Het Koninklijk besluit van 8 november 2016 tot wijziging van het koninklijk besluit van 3 juli 1996 tot uitvoering van de wet betreffende de verplichte verzekering voor geneeskundige verzorging en uitkeringen, gecoördineerd op 14 juli 1994, wat de sociaalprofessionele re-integratie betreft.

Ook voor arbeidsongeschikten zonder arbeidsovereenkomst is een re-integratietraject mogelijk. Dit door een aanpassing van het KB van 3 juli 1996 tot uitvoering van de wet betreffende de verplichte verzekering voor geneeskundige verzorging en uitkeringen. Hier is het de adviserend geneesheer van de mutualiteit die de leiding neemt en oordeelt of iemand zonder arbeidsovereenkomst een job aankan, eventueel na een herscholing of een beroepsopleiding. Samen met de betrokkene bekijkt de adviserend geneesheer de jobmogelijkheden.

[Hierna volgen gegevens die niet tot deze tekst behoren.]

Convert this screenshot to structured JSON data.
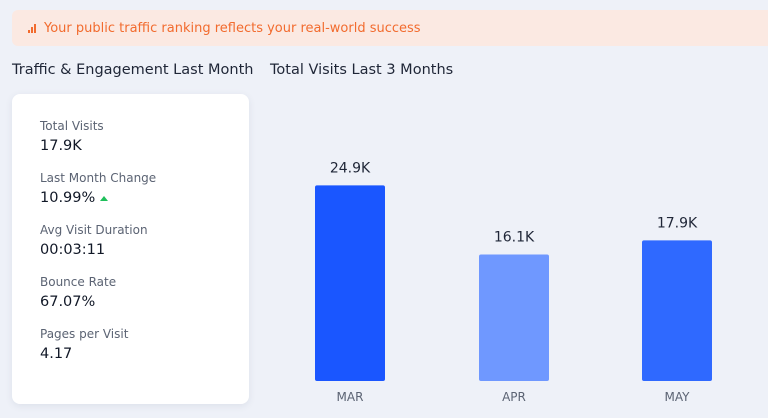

De adviserend geneesheer stelt een aanbod van re-integratieplan op en overlegt hierover met de behandelende arts. Daarna wordt de VDAB gecontacteerd. De arbeidsongeschikte persoon krijgt ook gelegenheid opmerkingen te maken op het aanbod. Eens er een akkoord is, wordt een overeenkomst opgesteld die adviserend geneesheer en betrokkene ondertekenen. Om de drie maanden voorziet de adviserend geneesheer opvolging van het reintegratietraject.

Opmaak van een re-integratieplan

De opmaak van het re-integratieplan werd al via de programmawet van 19 december 2014 ingevoerd. Er werd namelijk een nieuwe paragraaf in artikel 100 toegevoegd aan de Wet betreffende de verplichte verzekering voor geneeskundige verzorging en uitkeringen gecoördineerd op 14 juli 1994. Daarmee werd het kader geschetst voor de opmaak van dit re-integratieplan. Dit plan moet opgemaakt worden ten laatste drie maanden na het begin van de periode van primaire arbeidsongeschiktheid (het eerste jaar van arbeidsongeschiktheid). Het doel hiervan is om de re-integratie van arbeidsongeschikte personen op de arbeidsmarkt te bevorderen. Hierbij wordt uitgegaan van wat de medewerker nog kan en niet alleen van wat hij niet meer kan (de resterende capaciteiten).

Re-integratie mogelijk in meer situaties

Werkhervatting is voor veel arbeidsongeschikte werknemers de beste weg om terug hun oude job op te nemen. Dit kon tot nu toe echter enkel mogelijk voor werknemers die minstens 50% arbeidsongeschikt zijn. Er is nu ook een mogelijkheid gecreëerd dat dit ook kan voor werknemers met een percentage van arbeidsongeschiktheid dat lager ligt dan 50%. Want de wet van 14 juli 1994 stelt dat “Wordt als arbeidsongeschikt erkend, de werknemer die een toegelaten arbeid hervat op voorwaarde dat hij, van een geneeskundig oogpunt uit, een vermindering van zijn vermogen van ten minste 50 % behoudt”.

Van kracht vanaf 1 december 2016

De 2 KB’s treden reeds in werking op 1 december 2016.